- Location: 6°23′N 9°30′E﻿ / ﻿6.39°N 9.50°E Ballin, Manyu Department, Southwest Region, Cameroon
- Date: June 25, 2022
- Attack type: Arson, mass shooting
- Deaths: At least 32
- Perpetrators: Ambazonian rebels (per the government of Cameroon); Other insurgent forces (per Ambazonia); Residents of Mavass (per the Presbyterian Church of Cameroon); ;

= Akwaya massacre =

2022 mass shootings in Cameroon

The Akwaya massacre happened on 25 June 2022, when militants killed at least 26 civilians in the village of Ballin in Akwaya commune, Southwest Cameroon.

==Background==

There had been a long-standing territorial dispute between the villages of Ballin and Mavass, inhabited by the Mesaka and Oliti ethnic groups, respectively. A spokesperson from the Presbyterian Church of Cameroon said that peace talks were being organized, but that representatives from neither of the communities agreed to attend. According to local sources, the massacre was preceded by the killing of Oliti men who had set up control posts in Ballin a few days prior.

==Massacre==

The attackers set fire to more than fifty houses and attacked the residence of Marin Aka, a local politician who had been attending his brother's funeral. Authorities recovered at least 26 bodies, including five Nigerians, although the estimated death toll was 32. The perpetrators also destroyed a hospital during the massacre.

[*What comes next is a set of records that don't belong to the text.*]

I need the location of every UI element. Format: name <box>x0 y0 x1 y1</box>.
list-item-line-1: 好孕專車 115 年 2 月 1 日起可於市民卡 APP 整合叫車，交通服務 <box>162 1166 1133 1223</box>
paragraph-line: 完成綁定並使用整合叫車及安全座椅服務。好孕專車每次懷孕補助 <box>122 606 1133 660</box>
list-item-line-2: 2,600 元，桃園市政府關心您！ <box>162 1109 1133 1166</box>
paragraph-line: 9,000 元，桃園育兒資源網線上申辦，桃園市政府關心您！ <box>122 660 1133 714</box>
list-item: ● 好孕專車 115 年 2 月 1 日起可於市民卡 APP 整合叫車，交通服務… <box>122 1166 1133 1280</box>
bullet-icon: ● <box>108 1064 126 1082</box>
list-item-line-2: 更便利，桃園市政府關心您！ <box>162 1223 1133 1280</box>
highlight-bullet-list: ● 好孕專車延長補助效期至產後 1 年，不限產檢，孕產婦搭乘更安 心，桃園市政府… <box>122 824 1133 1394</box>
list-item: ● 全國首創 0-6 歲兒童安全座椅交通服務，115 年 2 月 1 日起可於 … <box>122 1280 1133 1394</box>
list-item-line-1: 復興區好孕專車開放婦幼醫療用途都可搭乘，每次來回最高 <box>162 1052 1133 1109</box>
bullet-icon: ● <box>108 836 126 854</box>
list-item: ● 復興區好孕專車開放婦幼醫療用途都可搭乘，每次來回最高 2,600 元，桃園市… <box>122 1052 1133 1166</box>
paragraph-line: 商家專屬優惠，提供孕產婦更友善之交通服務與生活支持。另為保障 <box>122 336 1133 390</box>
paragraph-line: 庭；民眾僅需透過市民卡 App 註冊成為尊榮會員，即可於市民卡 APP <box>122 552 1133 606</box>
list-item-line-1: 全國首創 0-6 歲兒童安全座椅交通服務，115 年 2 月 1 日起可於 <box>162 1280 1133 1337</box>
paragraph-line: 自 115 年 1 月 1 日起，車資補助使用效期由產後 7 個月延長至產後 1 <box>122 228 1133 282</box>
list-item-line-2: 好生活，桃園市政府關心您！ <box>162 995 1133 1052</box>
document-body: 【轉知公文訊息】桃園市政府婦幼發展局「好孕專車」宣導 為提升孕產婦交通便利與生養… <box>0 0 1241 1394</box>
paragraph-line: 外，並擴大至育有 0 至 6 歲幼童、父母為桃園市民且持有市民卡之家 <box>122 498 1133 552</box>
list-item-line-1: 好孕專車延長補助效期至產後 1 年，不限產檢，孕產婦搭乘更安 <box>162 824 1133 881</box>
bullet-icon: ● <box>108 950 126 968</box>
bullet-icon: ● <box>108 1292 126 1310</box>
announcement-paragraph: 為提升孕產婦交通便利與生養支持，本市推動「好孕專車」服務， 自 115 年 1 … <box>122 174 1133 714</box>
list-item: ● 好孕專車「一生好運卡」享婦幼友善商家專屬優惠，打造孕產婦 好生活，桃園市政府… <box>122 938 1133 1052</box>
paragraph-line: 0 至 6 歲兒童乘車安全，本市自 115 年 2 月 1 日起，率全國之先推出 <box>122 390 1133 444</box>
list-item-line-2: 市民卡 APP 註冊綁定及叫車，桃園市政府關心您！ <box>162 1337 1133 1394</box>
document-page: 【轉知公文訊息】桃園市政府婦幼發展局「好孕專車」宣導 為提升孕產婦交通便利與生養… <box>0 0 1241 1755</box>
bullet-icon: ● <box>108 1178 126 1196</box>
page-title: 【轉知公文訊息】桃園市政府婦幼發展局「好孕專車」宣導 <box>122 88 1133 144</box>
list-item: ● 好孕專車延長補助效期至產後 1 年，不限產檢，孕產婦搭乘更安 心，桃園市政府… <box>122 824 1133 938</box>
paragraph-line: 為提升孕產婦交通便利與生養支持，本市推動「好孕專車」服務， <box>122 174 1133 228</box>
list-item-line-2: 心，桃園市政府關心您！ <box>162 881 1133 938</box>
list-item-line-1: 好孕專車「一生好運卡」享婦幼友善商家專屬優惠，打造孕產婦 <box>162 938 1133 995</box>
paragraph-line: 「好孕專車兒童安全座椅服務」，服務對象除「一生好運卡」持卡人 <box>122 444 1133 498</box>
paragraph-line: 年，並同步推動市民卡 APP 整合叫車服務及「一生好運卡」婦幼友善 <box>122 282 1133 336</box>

Cameroonian health authorities were unable to organize an evacuation of the wounded, so villagers had to transport them to the nearest health center themselves. Those with severe injuries were evacuated to Nigeria for treatment. According to the Presbyterian Church of Cameroon, a number died before they reached a Nigerian hospital.

==Perpetrators==

Government authorities said that the massacre had been committed by Ambazonian insurgents, which the rebels denied and instead suggested it had been committed by Nigerian rebels. The Presbyterian Church of Cameroon reported that the Akwaya massacre was actually related to a land dispute between Ballin and the neighbouring village of Mavass. Local officials said that Mavass had hired Ambazonian separatists to carry out the attack.